Hintze is one of the wealthiest London-based fund managers, with the 2016 Sunday Times Rich List putting his fortune at 1.28 billion pounds ($1.6 billion).

Investment returns in the industry are generally shrinking as the global economy remains slow and the cost of borrowing stays at rock bottom.

Many investors, disappointed with hedge fund performance in general, have withdrawn money, prompting cuts to fees. They globally pulled $67 billion from hedge funds in the first three quarters of 2016, data from industry tracker Preqin showed.

NEW CHAPTER

Hintze, who set up the firm in 1999, acknowledged changes, saying the industry was facing "a new paradigm".

CQS has a number of funds, some of which struggled in 2015.

Its Directional Opportunities fund ended 2015 down by 7.9 percent while the Diversified and ABS (Asset Backed Securities) funds lost 2.6 percent and 2.4 percent respectively, according to documents seen by Reuters.

By comparison, the average credit hedge fund lost 1 percent last year, data from Hedge Fund Research (HFR) showed.

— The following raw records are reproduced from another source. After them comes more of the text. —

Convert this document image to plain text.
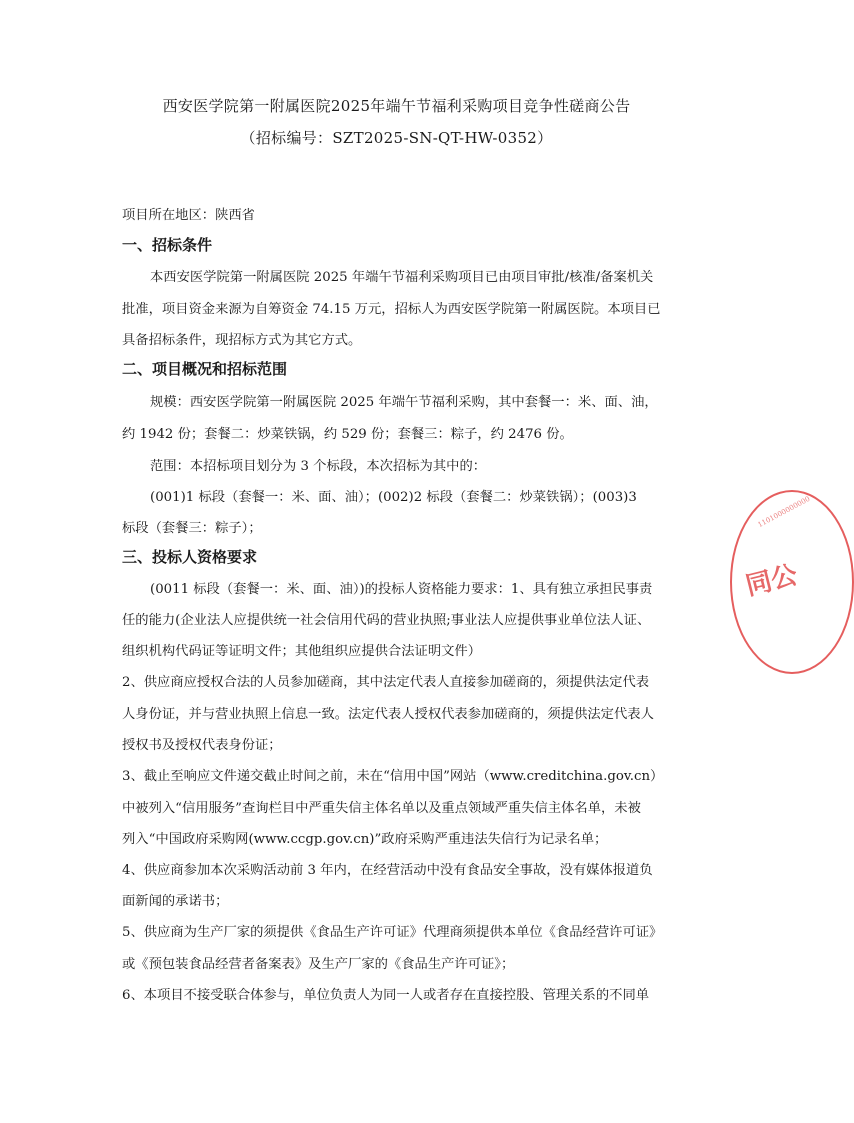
西安医学院第一附属医院2025年端午节福利采购项目竞争性磋商公告
（招标编号：SZT2025-SN-QT-HW-0352）
项目所在地区：陕西省
一、招标条件
本西安医学院第一附属医院 2025 年端午节福利采购项目已由项目审批/核准/备案机关
批准，项目资金来源为自筹资金 74.15 万元，招标人为西安医学院第一附属医院。本项目已
具备招标条件，现招标方式为其它方式。
二、项目概况和招标范围
规模：西安医学院第一附属医院 2025 年端午节福利采购，其中套餐一：米、面、油，
约 1942 份；套餐二：炒菜铁锅，约 529 份；套餐三：粽子，约 2476 份。
范围：本招标项目划分为 3 个标段，本次招标为其中的：
(001)1 标段（套餐一：米、面、油）；(002)2 标段（套餐二：炒菜铁锅）；(003)3
标段（套餐三：粽子）；
三、投标人资格要求
(0011 标段（套餐一：米、面、油）)的投标人资格能力要求：1、具有独立承担民事责
任的能力(企业法人应提供统一社会信用代码的营业执照;事业法人应提供事业单位法人证、
组织机构代码证等证明文件；其他组织应提供合法证明文件）
2、供应商应授权合法的人员参加磋商，其中法定代表人直接参加磋商的，须提供法定代表
人身份证，并与营业执照上信息一致。法定代表人授权代表参加磋商的，须提供法定代表人
授权书及授权代表身份证；
3、截止至响应文件递交截止时间之前，未在“信用中国”网站（www.creditchina.gov.cn）
中被列入“信用服务”查询栏目中严重失信主体名单以及重点领域严重失信主体名单，未被
列入“中国政府采购网(www.ccgp.gov.cn)”政府采购严重违法失信行为记录名单；
4、供应商参加本次采购活动前 3 年内，在经营活动中没有食品安全事故，没有媒体报道负
面新闻的承诺书；
5、供应商为生产厂家的须提供《食品生产许可证》代理商须提供本单位《食品经营许可证》
或《预包装食品经营者备案表》及生产厂家的《食品生产许可证》；
6、本项目不接受联合体参与，单位负责人为同一人或者存在直接控股、管理关系的不同单
1101000000000
同公
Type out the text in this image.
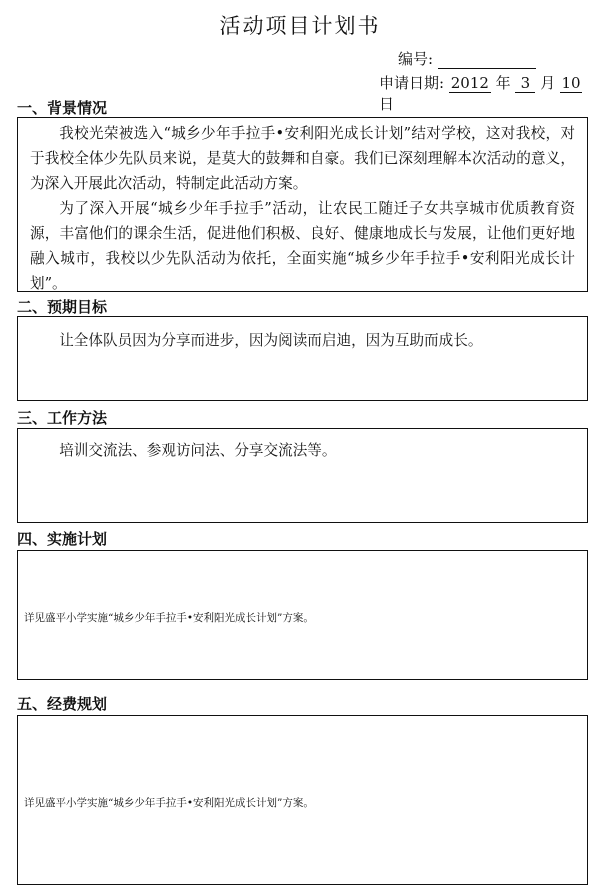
活动项目计划书
编号:
申请日期: 2012 年 3 月 10 日
一、背景情况

我校光荣被选入“城乡少年手拉手•安利阳光成长计划”结对学校，这对我校，对于我校全体少先队员来说，是莫大的鼓舞和自豪。我们已深刻理解本次活动的意义，为深入开展此次活动，特制定此活动方案。

为了深入开展“城乡少年手拉手”活动，让农民工随迁子女共享城市优质教育资源，丰富他们的课余生活，促进他们积极、良好、健康地成长与发展，让他们更好地融入城市，我校以少先队活动为依托，全面实施“城乡少年手拉手•安利阳光成长计划”。

二、预期目标

让全体队员因为分享而进步，因为阅读而启迪，因为互助而成长。

三、工作方法

培训交流法、参观访问法、分享交流法等。

四、实施计划
详见盛平小学实施“城乡少年手拉手•安利阳光成长计划”方案。
五、经费规划
详见盛平小学实施“城乡少年手拉手•安利阳光成长计划”方案。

In the same year, three of CQS's funds made money, including the Credit Multi-Asset fund, Global Convertible Arbitrage fund and long-only convertibles fund, which made 3.6 percent, 7.5 percent and 5 percent, respectively.

A number of management changes followed this mixed performance.

The number of individuals registered as portfolio managers or in senior roles with the British regulator at the London office of CQS fell by about one fifth between Jan. 1 and Oct. 13, with 23 people deregistering, filings on the website of the Financial Conduct Authority showed.

This could be explained by departures but also by managers taking on a role at the same firm that is not required to be registered with the regulator.

As of Nov. 30, six out of the 23 people had registered with new firms under the FCA. They include former global head of client services Leila Kotlar-Bouget, who is now registered at CDR Capital, and ex-general counsel James Lightbourne, who is now with Cantor Fitzgerald Europe and BCG Brokers.

Two others no longer registered with the FCA, who did not wish to be named, told Reuters they had been made redundant.

FCA data showed CQS also hired staff during the 18 months, including Head of Strategy Matthew James, hired from Brevan Howard Asset Management, and Ivelina Dimitrova Green, who joined from Goldman Sachs.

"We have engaged the next generation of managers," Hintze said. "We have a broad and deep bench of talent."

Amid the overhaul, CQS's flagship Directional Opportunities fund has performed strongly so far this year, rising 22.7 percent to Oct. 31, alongside gains of 9.9 percent and 6.1 percent for the firm's Diversified and ABS funds.

The first source told Reuters that some of this year's returns were due to a repositioning in energy and commodities, based on the belief that oil would not remain for long above or below a $30-$50 range and that China was not going to collapse - as some investors had feared.

The average credit hedge fund, meanwhile, is up 5.8 percent over the same time period, data from HFR showed.